Oi, I don't know if I could race in the cold without gloves, I ALWAYS need them!

Betsy said...

good job!! i agree that there were so many people there!!!! incredibly crowded. ugh.

the goodie bag was just lots and lots of scottish flags on throwaway stuff. kinda funny though.

Melissa said...

Hi Lauren, diet tonic is an artificially sweetened carbonated beverage, regular tonic has lots of sugar, sort of like a sprite. Club soda, doesn't have sugar or artificial sweetner, it is more like seltzer.

One benefit to seltzer or club soda and lime with vodka is that because it is not sweet, it slows you down and each drink lasts longer.

Sugarfree red bull is the obvious vodka companion, depending on how you feel about artificial sweetners.

For more ideas see this hungry-girl post

Hi Robin, there are many reasons to train for a marathon, and believe me...anyone can do it. I trained with a team of 780 people and probably 400 of them had never run more than a mile. You can run for fitness, to challenge yourself, for charity, to meet new people, to relieve stress. I trained because I was annoyed I was such a bad runner, I wanted to prove I could do it. I also raised 3800 for Leukemia and Lymphoma.

Dry-fit is a type of material used in lots of athletic wear. It is breathable, so you don't sweat too much! It's actually really amazing, it keeps you warm and cool at the same time.

Linds: New York Road Runners hosts tons of running events each month This is for NYC, but I am sure all cities and most towns have something similiar.

Natlie: I have done mat and reformer pilates. I enjoyed them, but neither compare to P57. But I didn't take really exclusive classes, only at Sal Anthony and NYSC. I did have a personal pilates coach for a couple months a few years ago, but never saw significant results.

P57 definitely improved my posture and strengthened my back muscles.

Natlie said...

Really, that's surprising- I've heard reformer pilates are effective. What is the difference- all these mat classes sounds so similar!

Kat said...

What did you eat before a long race?

Melissa said...

Natlie- P57 is not really pilates. You can read my descriptin in the January archive to get a better sense of the class or check their website. The studio does have a pilates class called Mat 57 that is pretty good.

Reformer doesn't really get your heart rate up, especially since you are lying down most of the time. But it can build strength and flexibility. I didn't take enough classes to truly evaluate if it would make a different over several months. I only went once a week for a month.
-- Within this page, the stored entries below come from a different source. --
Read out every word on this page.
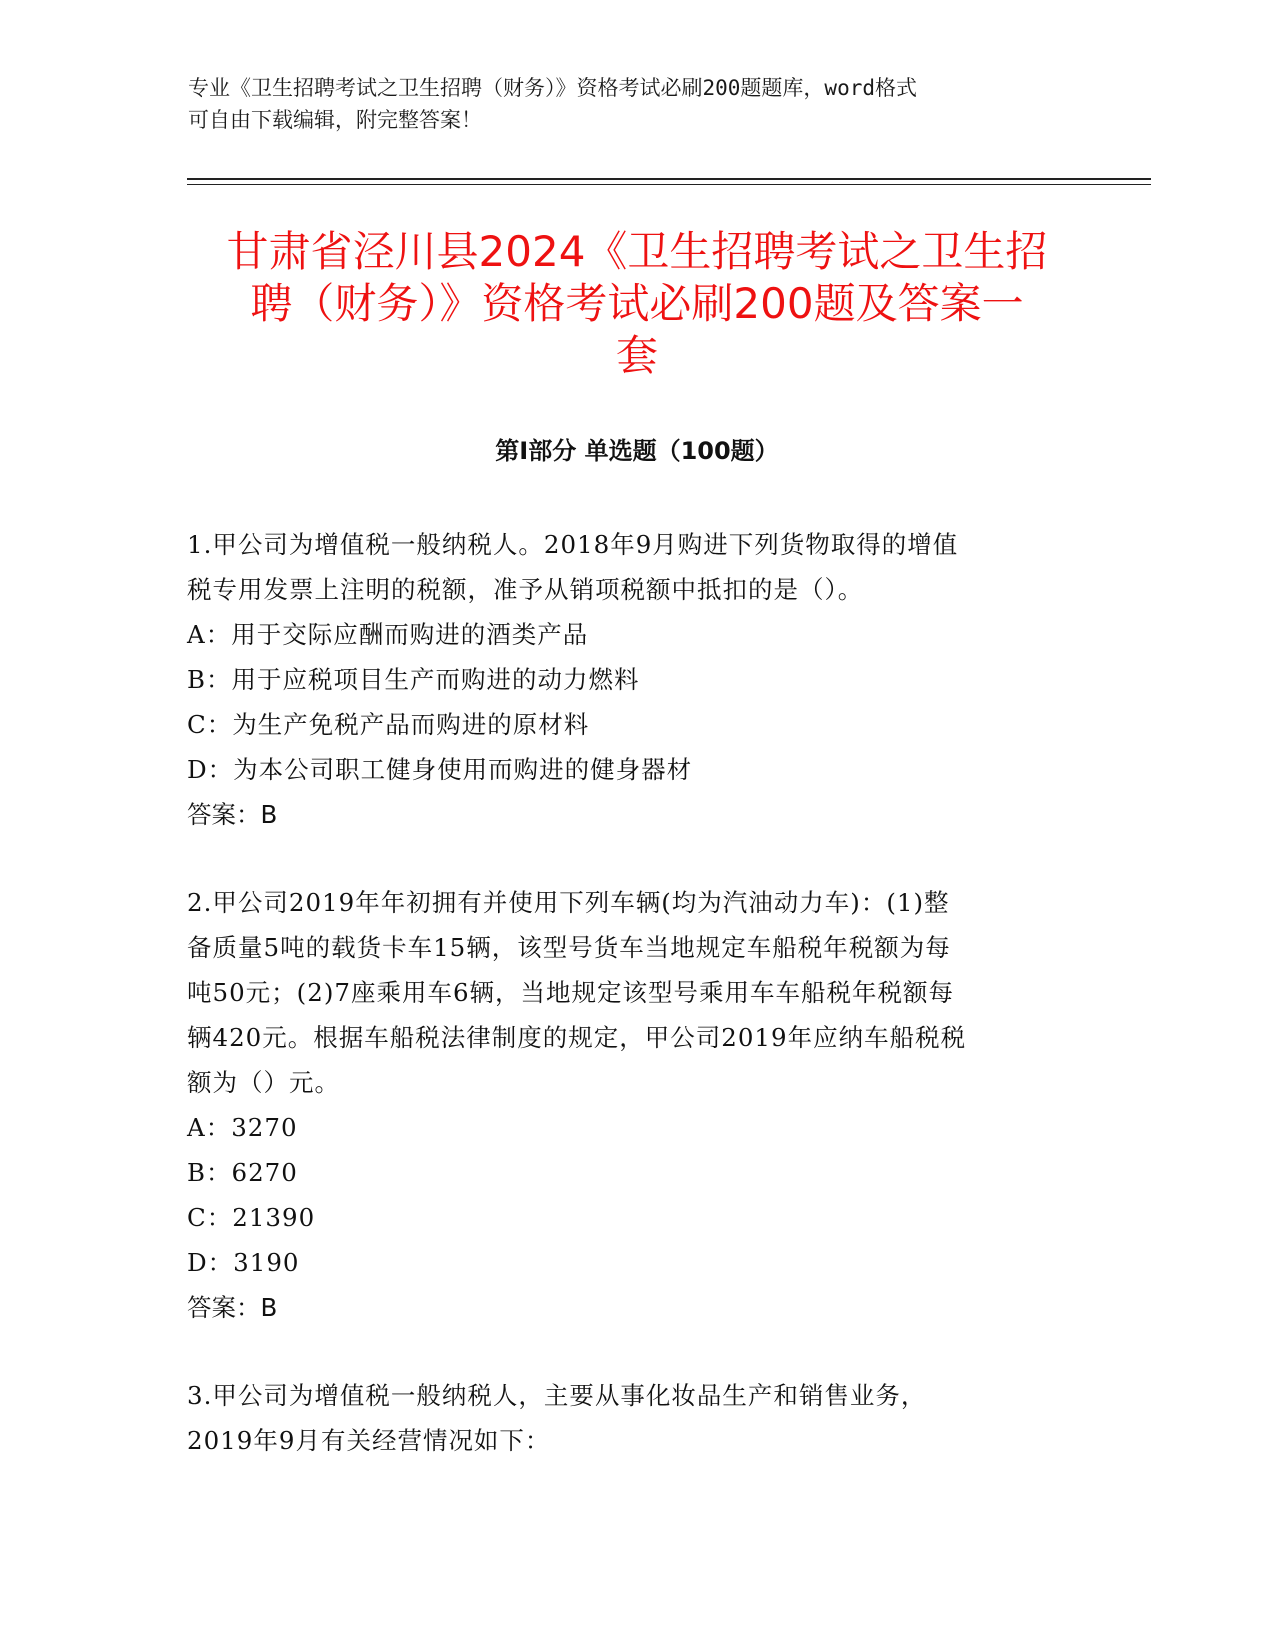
专业《卫生招聘考试之卫生招聘（财务）》资格考试必刷200题题库，word格式

可自由下载编辑，附完整答案！

甘肃省泾川县2024《卫生招聘考试之卫生招
聘（财务）》资格考试必刷200题及答案一
套
第I部分 单选题（100题）

1.甲公司为增值税一般纳税人。2018年9月购进下列货物取得的增值

税专用发票上注明的税额，准予从销项税额中抵扣的是（）。

A：用于交际应酬而购进的酒类产品

B：用于应税项目生产而购进的动力燃料

C：为生产免税产品而购进的原材料

D：为本公司职工健身使用而购进的健身器材

答案：B

2.甲公司2019年年初拥有并使用下列车辆(均为汽油动力车)：(1)整

备质量5吨的载货卡车15辆，该型号货车当地规定车船税年税额为每

吨50元；(2)7座乘用车6辆，当地规定该型号乘用车车船税年税额每

辆420元。根据车船税法律制度的规定，甲公司2019年应纳车船税税

额为（）元。

A：3270

B：6270

C：21390

D：3190

答案：B

3.甲公司为增值税一般纳税人，主要从事化妆品生产和销售业务，

2019年9月有关经营情况如下：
Hi Kat, I don't eat much before morning workouts, because my body is just not ready to digest a lot of food early in the morning. So a piece of fruit or a kashi tlc bar will get me through 45-1 hours. I had a kashi tlc chewy peanut butter bar before the race. Then I had an apple on the way home before having a normal lunch around 12:30.
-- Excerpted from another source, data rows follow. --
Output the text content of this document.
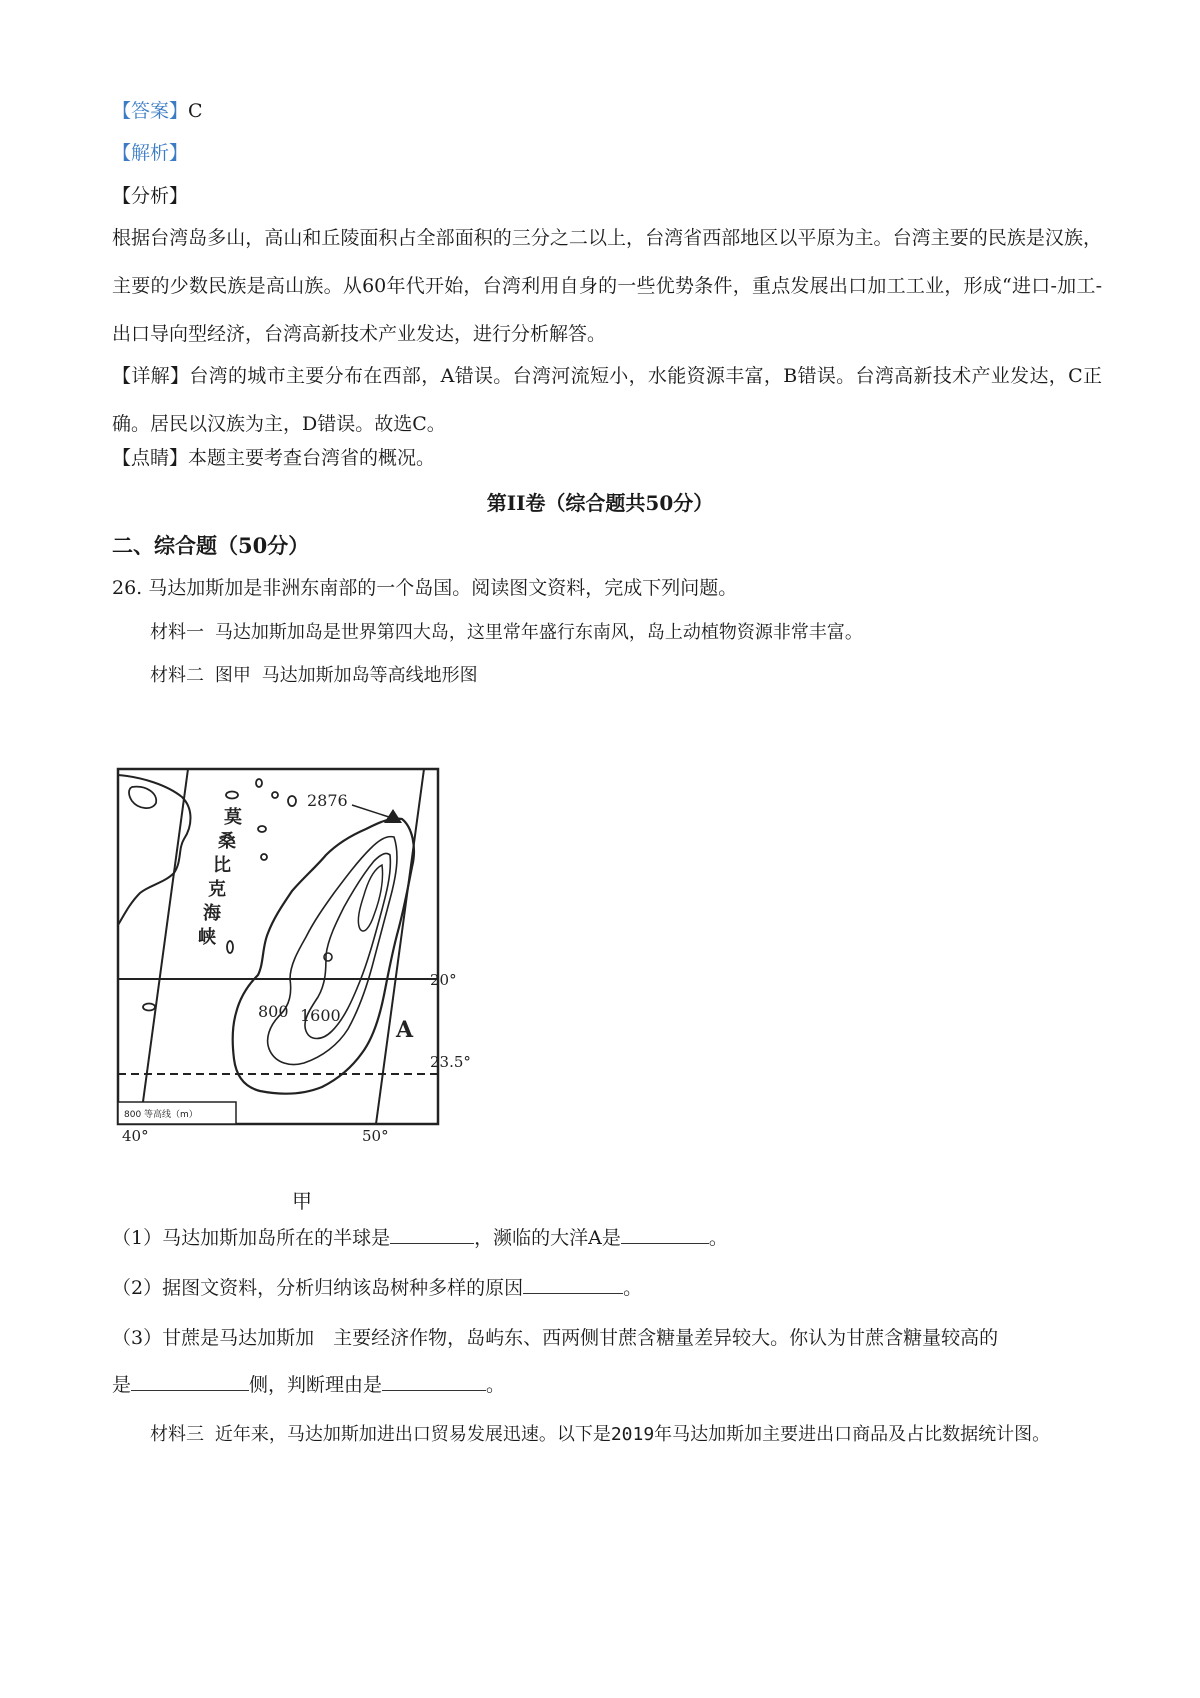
【答案】C
【解析】
【分析】
根据台湾岛多山，高山和丘陵面积占全部面积的三分之二以上，台湾省西部地区以平原为主。台湾主要的民族是汉族，主要的少数民族是高山族。从60年代开始，台湾利用自身的一些优势条件，重点发展出口加工工业，形成“进口-加工-出口导向型经济，台湾高新技术产业发达，进行分析解答。
【详解】台湾的城市主要分布在西部，A错误。台湾河流短小，水能资源丰富，B错误。台湾高新技术产业发达，C正确。居民以汉族为主，D错误。故选C。
【点睛】本题主要考查台湾省的概况。
第II卷（综合题共50分）
二、综合题（50分）
26. 马达加斯加是非洲东南部的一个岛国。阅读图文资料，完成下列问题。
材料一 马达加斯加岛是世界第四大岛，这里常年盛行东南风，岛上动植物资源非常丰富。
材料二 图甲 马达加斯加岛等高线地形图
2876
莫
桑
比
克
海
峡
800 1600
A
20°
23.5°
40°	50°
800 等高线（m）
甲
（1）马达加斯加岛所在的半球是	，濒临的大洋A是	。
（2）据图文资料，分析归纳该岛树种多样的原因	。
（3）甘蔗是马达加斯加　主要经济作物，岛屿东、西两侧甘蔗含糖量差异较大。你认为甘蔗含糖量较高的
是	侧，判断理由是	。
材料三 近年来，马达加斯加进出口贸易发展迅速。以下是2019年马达加斯加主要进出口商品及占比数据统计图。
Everyone is different on what the can eat and digest. In earlier posts I talk more about nutrition during long runs. Carbs 30 minute to an hour before your workout, protein within 30 minutes after is a general rule.

In a nutshell, you need roughly a hundred calories after the first hour of running, then 100 calories every 45 minutes thereafter. Gus, gels, shot blocks, pretzels, sports drinks, granola bars, powerbars, and bananas are all things runners consume on long runs. It takes a while to get used to eating while running, several attempts for me actually, but it is essential once you are going for more than an hour and a half.